Só penso em mudar de posição quando sinto a minha perna formigar, ou melhor, quando já não a sinto mais. Aquela sensação de que não está ali, mesmo quando está ali. Não preciso de complicações hoje, só mudo de posição. Estico os dedos, ajeito a coluna, jogo o cabelo pro lado, mas a sensação de dormência ainda não me deixa deitar. Fico de mal jeito na cadeira, procurando um punhado de coisas que me façam entender o que se passa por aqui, ou quem passa por lá, procuro saber de quem não conheço, olho pela janela todos que passam em frente ao portão.
Os ponteiros do relógio começam a torturar, desejei que o tempo parasse.

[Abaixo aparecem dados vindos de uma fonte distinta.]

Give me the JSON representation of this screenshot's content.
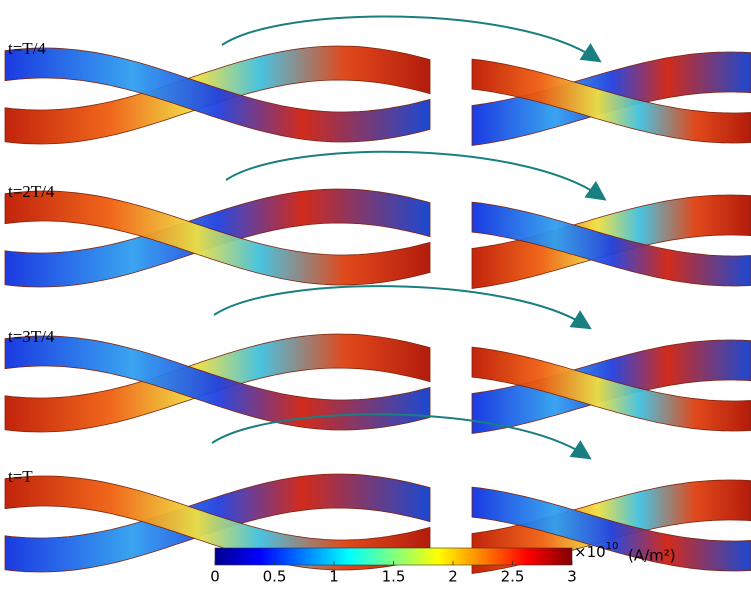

Faço barulho, ligo a TV, deixo cair metade das panelas, as músicas que tocam não me ouvem mais. Quero o barulho dos carros na rua, da gritaria na praça, do chefe menosprezando o empregado. Quero o som da tua voz me incomodando, o choro desesperado. O silêncio aqui dentro já basta, emudeço, me sinto surda. Não tem nada ao meu redor?
Aquela pessoa que eu pensei que poderia ser? Morreu? Não me convidaram para a festa de aniversário. Não vi a passando em frente ao meu portão, nem a vi virando a esquina. Fui até o centro da cidade procurando pistas de quem poderia ser, mas não havia ninguém. Um hoje, um talvez, e o arrependimento do nó na garganta. Você passa uma porção de tempo sendo estúpido, abusando da naturalidade que te escapa, mas deixa as horas que passaram descerem pelo ralo.
Até você notar que ninguém sente a falta da pessoa que não é.